With respect to carotid atherosclerosis and vulnerable plaque components on imaging, we have demonstrated recently that antithrombotic treatment relates to intraplaque hemorrhage [137] and that statin use seems to beneficially influence composition of carotid atherosclerosis by shifting towards more stable calcified plaque [135].

Future perspectives

Imaging in population-based studies is becoming ever more important in studying determinants of disease and in disease prediction. Non-invasive imaging techniques, such as MRI, enable us to detect increasingly subtle and early pathologic changes in asymptomatic individuals, tremendously enlarging our power and sensitivity to study common diseases, like stroke and dementia. In the coming years, we expect particular progress to be made by exploring the interrelationship between structure and function of bodily tissues. Furthermore, advances in image processing, yielding quantification of more and new markers and data-driven artificial intelligence research techniques (machine learning, deep learning) will bring the field of population imaging forward. Also, combining imaging with other high-dimensional data such as genomics, proteomics and metabolomics, is highly promising in unravelling pathways of disease and better understand disease pathophysiology. Finally, we will focus in the next years even more on the clinical relevance and prognosis of the imaging markers assessed in our cohorts.

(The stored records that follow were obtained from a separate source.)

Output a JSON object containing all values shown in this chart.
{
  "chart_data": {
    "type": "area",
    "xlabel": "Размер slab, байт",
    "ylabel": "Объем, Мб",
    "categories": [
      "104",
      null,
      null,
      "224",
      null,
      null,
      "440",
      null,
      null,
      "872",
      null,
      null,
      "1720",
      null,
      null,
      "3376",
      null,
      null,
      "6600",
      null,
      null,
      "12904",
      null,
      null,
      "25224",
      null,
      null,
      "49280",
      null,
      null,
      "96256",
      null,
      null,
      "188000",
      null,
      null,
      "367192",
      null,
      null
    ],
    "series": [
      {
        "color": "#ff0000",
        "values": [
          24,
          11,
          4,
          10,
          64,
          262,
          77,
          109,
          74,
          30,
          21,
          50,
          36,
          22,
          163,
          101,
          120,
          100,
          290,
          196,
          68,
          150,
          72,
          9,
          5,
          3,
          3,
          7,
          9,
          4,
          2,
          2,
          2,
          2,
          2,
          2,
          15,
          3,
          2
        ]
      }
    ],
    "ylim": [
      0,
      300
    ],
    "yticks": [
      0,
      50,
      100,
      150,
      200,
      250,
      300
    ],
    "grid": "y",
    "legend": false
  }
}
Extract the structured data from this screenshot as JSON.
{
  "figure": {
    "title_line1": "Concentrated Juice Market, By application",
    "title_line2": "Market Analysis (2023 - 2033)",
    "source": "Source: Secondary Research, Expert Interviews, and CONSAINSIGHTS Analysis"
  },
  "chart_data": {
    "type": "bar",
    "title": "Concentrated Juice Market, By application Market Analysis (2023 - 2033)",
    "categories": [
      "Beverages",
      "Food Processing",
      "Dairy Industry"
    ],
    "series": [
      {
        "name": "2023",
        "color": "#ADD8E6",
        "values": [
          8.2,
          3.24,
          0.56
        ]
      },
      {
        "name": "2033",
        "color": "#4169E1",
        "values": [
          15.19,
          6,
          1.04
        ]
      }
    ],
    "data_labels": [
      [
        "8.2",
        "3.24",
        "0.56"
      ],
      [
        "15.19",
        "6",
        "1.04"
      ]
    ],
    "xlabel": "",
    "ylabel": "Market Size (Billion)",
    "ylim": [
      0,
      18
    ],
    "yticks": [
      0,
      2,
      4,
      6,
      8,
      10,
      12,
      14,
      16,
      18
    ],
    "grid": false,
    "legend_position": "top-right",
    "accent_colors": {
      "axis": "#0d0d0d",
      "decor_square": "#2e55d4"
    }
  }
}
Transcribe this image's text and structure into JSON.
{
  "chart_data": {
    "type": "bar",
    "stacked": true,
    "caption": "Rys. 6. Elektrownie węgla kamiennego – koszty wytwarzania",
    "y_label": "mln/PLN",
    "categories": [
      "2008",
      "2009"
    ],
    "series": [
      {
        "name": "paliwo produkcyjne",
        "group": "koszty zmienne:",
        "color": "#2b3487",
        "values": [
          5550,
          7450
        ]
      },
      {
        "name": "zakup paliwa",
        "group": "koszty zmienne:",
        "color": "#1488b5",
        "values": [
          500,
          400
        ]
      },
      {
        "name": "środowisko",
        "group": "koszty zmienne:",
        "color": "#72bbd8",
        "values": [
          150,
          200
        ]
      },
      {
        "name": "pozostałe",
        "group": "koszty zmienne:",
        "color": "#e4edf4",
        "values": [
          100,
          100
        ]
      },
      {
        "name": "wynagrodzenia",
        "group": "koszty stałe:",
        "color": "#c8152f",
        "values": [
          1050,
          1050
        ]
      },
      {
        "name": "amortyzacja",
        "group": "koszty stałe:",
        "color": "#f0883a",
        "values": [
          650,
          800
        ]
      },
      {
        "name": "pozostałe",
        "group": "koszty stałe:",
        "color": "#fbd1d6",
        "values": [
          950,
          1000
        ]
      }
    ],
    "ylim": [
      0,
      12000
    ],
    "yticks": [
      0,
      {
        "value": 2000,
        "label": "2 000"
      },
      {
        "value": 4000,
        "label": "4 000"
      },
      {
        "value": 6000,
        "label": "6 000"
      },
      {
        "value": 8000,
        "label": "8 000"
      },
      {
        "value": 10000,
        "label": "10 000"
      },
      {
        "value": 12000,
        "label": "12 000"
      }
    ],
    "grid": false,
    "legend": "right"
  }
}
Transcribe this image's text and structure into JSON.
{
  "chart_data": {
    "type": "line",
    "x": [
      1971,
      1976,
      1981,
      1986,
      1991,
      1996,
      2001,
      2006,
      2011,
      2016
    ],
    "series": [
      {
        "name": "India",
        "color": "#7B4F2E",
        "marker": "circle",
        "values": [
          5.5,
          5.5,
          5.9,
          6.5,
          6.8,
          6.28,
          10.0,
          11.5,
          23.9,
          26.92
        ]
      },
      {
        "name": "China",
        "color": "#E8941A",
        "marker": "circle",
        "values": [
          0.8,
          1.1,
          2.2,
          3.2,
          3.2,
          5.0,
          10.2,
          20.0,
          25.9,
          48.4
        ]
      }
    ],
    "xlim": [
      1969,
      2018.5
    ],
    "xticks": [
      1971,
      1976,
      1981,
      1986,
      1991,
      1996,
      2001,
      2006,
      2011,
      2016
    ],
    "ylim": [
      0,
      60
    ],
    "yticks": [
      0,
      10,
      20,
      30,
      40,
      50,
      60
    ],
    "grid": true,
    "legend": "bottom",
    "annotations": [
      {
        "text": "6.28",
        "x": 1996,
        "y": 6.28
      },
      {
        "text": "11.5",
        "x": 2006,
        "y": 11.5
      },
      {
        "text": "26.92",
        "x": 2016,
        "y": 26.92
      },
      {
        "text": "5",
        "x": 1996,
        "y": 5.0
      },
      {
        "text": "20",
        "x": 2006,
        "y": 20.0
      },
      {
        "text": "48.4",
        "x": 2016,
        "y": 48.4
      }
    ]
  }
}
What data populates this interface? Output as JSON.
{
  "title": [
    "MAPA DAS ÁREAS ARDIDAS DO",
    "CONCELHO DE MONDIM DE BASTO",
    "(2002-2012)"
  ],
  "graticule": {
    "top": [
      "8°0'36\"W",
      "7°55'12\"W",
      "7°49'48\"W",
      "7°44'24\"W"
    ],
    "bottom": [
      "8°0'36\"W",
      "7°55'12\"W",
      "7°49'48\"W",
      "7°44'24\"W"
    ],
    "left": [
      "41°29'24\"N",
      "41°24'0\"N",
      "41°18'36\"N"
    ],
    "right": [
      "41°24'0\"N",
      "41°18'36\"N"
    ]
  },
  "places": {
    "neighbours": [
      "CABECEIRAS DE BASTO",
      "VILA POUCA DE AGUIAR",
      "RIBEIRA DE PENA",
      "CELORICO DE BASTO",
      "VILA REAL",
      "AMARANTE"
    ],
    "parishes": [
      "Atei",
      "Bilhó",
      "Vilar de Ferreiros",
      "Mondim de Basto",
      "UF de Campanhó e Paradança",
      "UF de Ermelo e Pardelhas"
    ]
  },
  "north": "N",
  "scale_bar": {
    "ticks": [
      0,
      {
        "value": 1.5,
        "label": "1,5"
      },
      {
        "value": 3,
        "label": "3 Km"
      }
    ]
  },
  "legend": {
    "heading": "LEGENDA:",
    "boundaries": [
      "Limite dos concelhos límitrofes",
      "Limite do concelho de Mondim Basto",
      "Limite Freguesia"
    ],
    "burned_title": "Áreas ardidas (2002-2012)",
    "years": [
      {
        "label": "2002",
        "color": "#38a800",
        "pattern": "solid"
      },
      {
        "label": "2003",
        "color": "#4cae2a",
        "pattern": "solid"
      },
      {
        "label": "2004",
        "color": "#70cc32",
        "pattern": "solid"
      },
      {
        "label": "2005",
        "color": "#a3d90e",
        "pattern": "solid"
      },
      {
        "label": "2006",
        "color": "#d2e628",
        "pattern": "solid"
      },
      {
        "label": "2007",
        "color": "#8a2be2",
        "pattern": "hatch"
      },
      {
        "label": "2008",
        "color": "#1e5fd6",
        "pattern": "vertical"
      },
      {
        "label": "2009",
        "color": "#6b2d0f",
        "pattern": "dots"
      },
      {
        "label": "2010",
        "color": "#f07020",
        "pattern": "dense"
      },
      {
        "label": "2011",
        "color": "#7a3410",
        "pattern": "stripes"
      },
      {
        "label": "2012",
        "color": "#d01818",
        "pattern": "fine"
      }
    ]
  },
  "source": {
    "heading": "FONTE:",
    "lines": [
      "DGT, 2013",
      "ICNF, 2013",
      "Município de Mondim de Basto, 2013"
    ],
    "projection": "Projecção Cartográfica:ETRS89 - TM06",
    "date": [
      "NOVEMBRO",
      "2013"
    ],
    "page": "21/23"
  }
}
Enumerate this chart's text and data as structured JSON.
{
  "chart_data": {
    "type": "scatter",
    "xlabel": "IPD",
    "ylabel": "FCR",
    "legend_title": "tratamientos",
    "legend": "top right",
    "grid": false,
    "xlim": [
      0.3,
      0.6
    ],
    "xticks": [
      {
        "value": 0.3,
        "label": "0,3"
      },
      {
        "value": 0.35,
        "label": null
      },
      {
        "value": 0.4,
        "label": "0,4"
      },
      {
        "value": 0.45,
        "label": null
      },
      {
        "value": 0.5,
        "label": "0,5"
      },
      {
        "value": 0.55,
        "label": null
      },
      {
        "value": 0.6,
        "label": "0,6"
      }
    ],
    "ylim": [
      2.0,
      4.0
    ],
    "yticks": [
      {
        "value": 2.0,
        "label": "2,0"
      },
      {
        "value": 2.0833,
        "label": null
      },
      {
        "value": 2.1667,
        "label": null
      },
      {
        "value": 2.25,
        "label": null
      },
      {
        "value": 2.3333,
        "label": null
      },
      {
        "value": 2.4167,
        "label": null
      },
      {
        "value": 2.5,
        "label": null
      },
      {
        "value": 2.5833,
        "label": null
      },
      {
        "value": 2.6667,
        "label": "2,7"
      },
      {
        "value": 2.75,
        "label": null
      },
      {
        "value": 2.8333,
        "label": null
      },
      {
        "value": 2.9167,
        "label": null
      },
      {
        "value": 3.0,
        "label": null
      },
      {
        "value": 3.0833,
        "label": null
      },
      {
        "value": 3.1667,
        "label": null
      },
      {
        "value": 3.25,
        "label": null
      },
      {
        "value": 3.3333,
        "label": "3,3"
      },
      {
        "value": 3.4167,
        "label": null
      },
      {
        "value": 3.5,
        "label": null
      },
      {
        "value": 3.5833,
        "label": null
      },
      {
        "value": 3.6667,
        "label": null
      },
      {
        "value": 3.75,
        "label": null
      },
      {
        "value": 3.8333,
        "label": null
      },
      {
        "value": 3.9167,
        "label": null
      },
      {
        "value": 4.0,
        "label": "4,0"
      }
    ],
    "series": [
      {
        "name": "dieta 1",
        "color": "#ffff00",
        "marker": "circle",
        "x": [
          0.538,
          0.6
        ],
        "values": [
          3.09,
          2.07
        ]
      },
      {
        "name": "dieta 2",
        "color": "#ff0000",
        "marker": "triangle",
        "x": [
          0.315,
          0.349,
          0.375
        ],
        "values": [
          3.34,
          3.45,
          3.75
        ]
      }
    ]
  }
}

For additional EJE references please see [474,475,476,477].

Emeriti principal investigators

The following persons are Principal Investigator Emeritus of the Rotterdam Study:

Frank van den Ouweland (PI Internal Medicine 1990–1992), Diederick Grobbee (PI Cardiovascular diseases 1990–1996), Albert Hofman (PI Neurological diseases 1990–1996, overall PI 1990–2016), Paulus de Jong (PI Ophthalmic diseases 1990–2005), Huibert Pols (PI Internal Medicine 1993–2006), Monique Breteler (PI Neurological diseases 1997–2010), Gabriel Krestin (PI Population Imaging 1998–2010), Johannes Vingerling (PI Ophthalmic diseases 2005–2010), Jacqueline Witteman (PI Cardiovascular diseases 1997–2011), Ernst Kuipers (PI Hepatogastrointestinal diseases 2007–2013), Harry Janssen (PI Hepatic diseases 2007–2013), Cornelia van Duijn (PI Genetic epidemiology 1990–2018), Henning Tiemeier (PI Psychiatric epidemiology 2002–2017), Oscar Franco (PI Cardiovascular diseases 2011–2018), Sarwa Darwish Murad (PI Hepatogastrointestinal diseases 2013–2018).